The horses of a famous general and an infamous renegade are also associated with Horse Cove. Reynolds recorded anecdotal testimony inferring “that General Andrew Pickens of Revolutionary days brought his horses all the way to Horse Cove just to pasture them there; so, the place was called Pickens Horse Cove, but shortened to Horse Cove when the post office was established.”
I can’t find the source now, but some years ago I read an account that asserted the name arose because George W. Kirk and his band of renegades sequestered stolen horses in Horse Cove during the Civil War. According to that account, Kirk would steal horses from the Confederates and sell then to the Unionists. Then he would steal the same horses from the Unionists and sell them back to the Confederates. I don’t know if this is factual, but Horse Cove would have made an excellent hideaway for stolen horses.

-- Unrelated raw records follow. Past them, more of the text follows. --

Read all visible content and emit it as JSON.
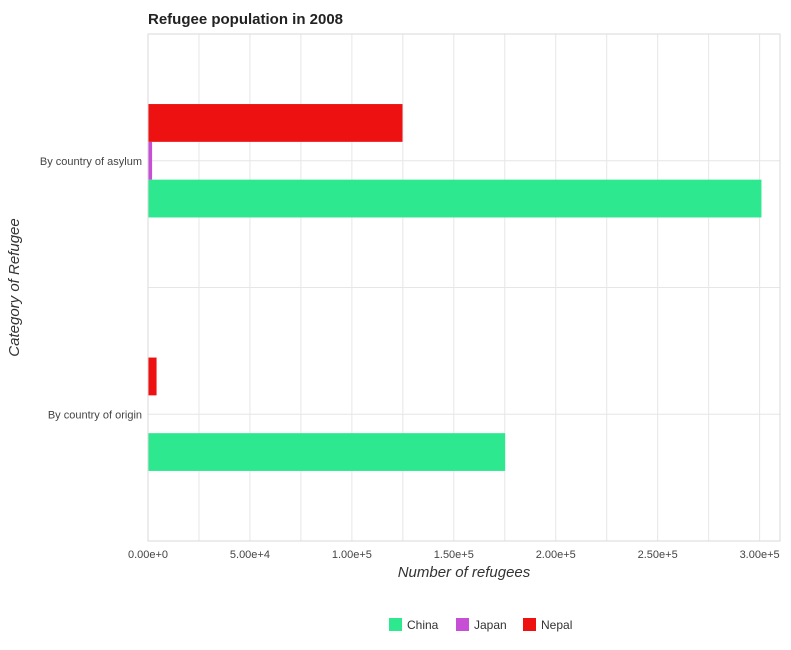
{
  "chart_data": {
    "type": "bar",
    "orientation": "horizontal",
    "title": "Refugee population in 2008",
    "xlabel": "Number of refugees",
    "ylabel": "Category of Refugee",
    "categories": [
      "By country of asylum",
      "By country of origin"
    ],
    "series": [
      {
        "name": "China",
        "color": "#2ee88f",
        "values": [
          300897,
          175180
        ]
      },
      {
        "name": "Japan",
        "color": "#c64fd6",
        "values": [
          2000,
          200
        ]
      },
      {
        "name": "Nepal",
        "color": "#ee1111",
        "values": [
          124832,
          4200
        ]
      }
    ],
    "xlim": [
      0,
      310000
    ],
    "xticks": [
      0,
      50000,
      100000,
      150000,
      200000,
      250000,
      300000
    ],
    "xtick_labels": [
      "0.00e+0",
      "5.00e+4",
      "1.00e+5",
      "1.50e+5",
      "2.00e+5",
      "2.50e+5",
      "3.00e+5"
    ],
    "grid": true,
    "legend_position": "bottom-center"
  }
}
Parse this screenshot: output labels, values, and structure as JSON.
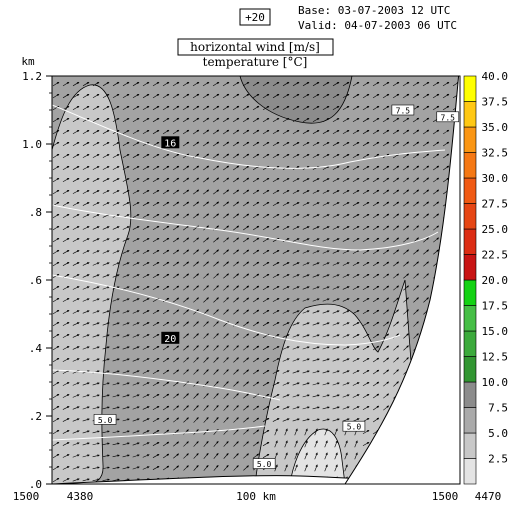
{
  "header": {
    "forecast_step": "+20",
    "base": "Base: 03-07-2003  12 UTC",
    "valid": "Valid: 04-07-2003  06 UTC"
  },
  "chart_data": {
    "type": "heatmap",
    "title": "horizontal wind [m/s]",
    "subtitle": "temperature [°C]",
    "ylabel": "km",
    "ylim": [
      0,
      1.2
    ],
    "y_ticks": [
      {
        "value": 0.0,
        "label": ".0"
      },
      {
        "value": 0.2,
        "label": ".2"
      },
      {
        "value": 0.4,
        "label": ".4"
      },
      {
        "value": 0.6,
        "label": ".6"
      },
      {
        "value": 0.8,
        "label": ".8"
      },
      {
        "value": 1.0,
        "label": "1.0"
      },
      {
        "value": 1.2,
        "label": "1.2"
      }
    ],
    "x_labels": {
      "left_height": "1500",
      "left_station": "4380",
      "center_distance": "100 km",
      "right_height": "1500",
      "right_station": "4470"
    },
    "colorbar": {
      "levels": [
        "2.5",
        "5.0",
        "7.5",
        "10.0",
        "12.5",
        "15.0",
        "17.5",
        "20.0",
        "22.5",
        "25.0",
        "27.5",
        "30.0",
        "32.5",
        "35.0",
        "37.5",
        "40.0"
      ],
      "colors": [
        "#e4e4e4",
        "#c8c8c8",
        "#aaaaaa",
        "#8c8c8c",
        "#329632",
        "#3caa3c",
        "#46be46",
        "#14d214",
        "#c81414",
        "#dc2d14",
        "#e64614",
        "#f05a14",
        "#f57814",
        "#fa9614",
        "#ffc814",
        "#ffff00"
      ]
    },
    "wind_fill": {
      "background": "#a3a3a3",
      "regions": [
        {
          "name": "upper-jet",
          "speed_class": "10.0",
          "color": "#8c8c8c"
        },
        {
          "name": "left-column",
          "speed_class": "5.0",
          "color": "#c8c8c8"
        },
        {
          "name": "surface-column",
          "speed_class": "5.0",
          "color": "#c8c8c8"
        },
        {
          "name": "right-low",
          "speed_class": "2.5",
          "color": "#e4e4e4"
        }
      ],
      "contour_labels": [
        {
          "text": "7.5",
          "x": 0.86,
          "y": 1.1
        },
        {
          "text": "7.5",
          "x": 0.97,
          "y": 1.08
        },
        {
          "text": "5.0",
          "x": 0.13,
          "y": 0.19
        },
        {
          "text": "5.0",
          "x": 0.52,
          "y": 0.06
        },
        {
          "text": "5.0",
          "x": 0.74,
          "y": 0.17
        }
      ]
    },
    "temperature_isotherms": {
      "color": "#ffffff",
      "labeled": [
        {
          "text": "16",
          "x": 0.29,
          "y": 1.005
        },
        {
          "text": "20",
          "x": 0.29,
          "y": 0.43
        }
      ]
    },
    "wind_vectors": {
      "direction": "from left toward right, veering down near surface"
    }
  }
}
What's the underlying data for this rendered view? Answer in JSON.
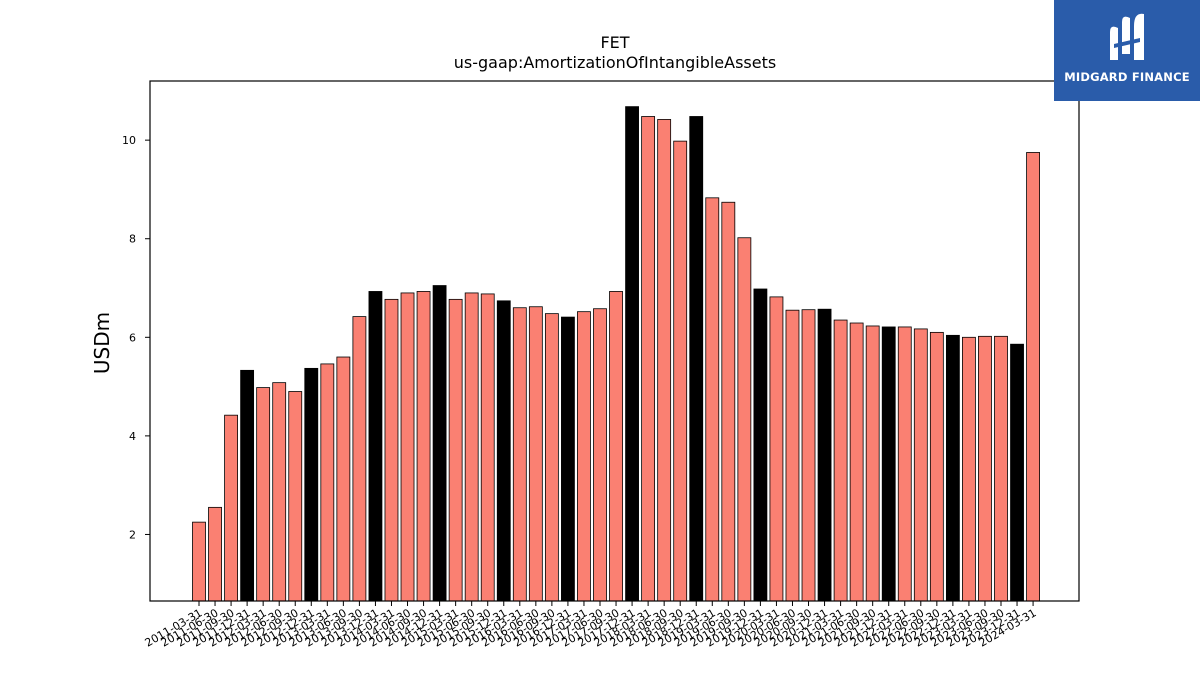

Where are we? Not much closer to knowing why Horse Cove is called Horse Cove. I can live with that.
But I did find out what Woodrow Wilson (1856-1924, 28th president of the United States, 1913-21) was familiar with Horse Cove. After graduating from college in 1879, the future president spent the summer at a lodging house on Walkingstick Road in Horse Cove with his “mother, younger sister and her two little ones.”
The stage ride from South Carolina to Horse Cove had been over rutted, muddy roads that Wilson described in a letter to a friend as “simply terrible.” The summer of 1879 was — as is normal in the Highlands area — rainy.
“The clouds are always just above me,” Wilson lamented. For him, Horse Cove was “North Carolina’s jumping off place.”
We can rightfully conclude, I think, that Woodrow Wilson, whatever his skills as a politician or future Nobel Prize winner, was no judge of mountain scenery.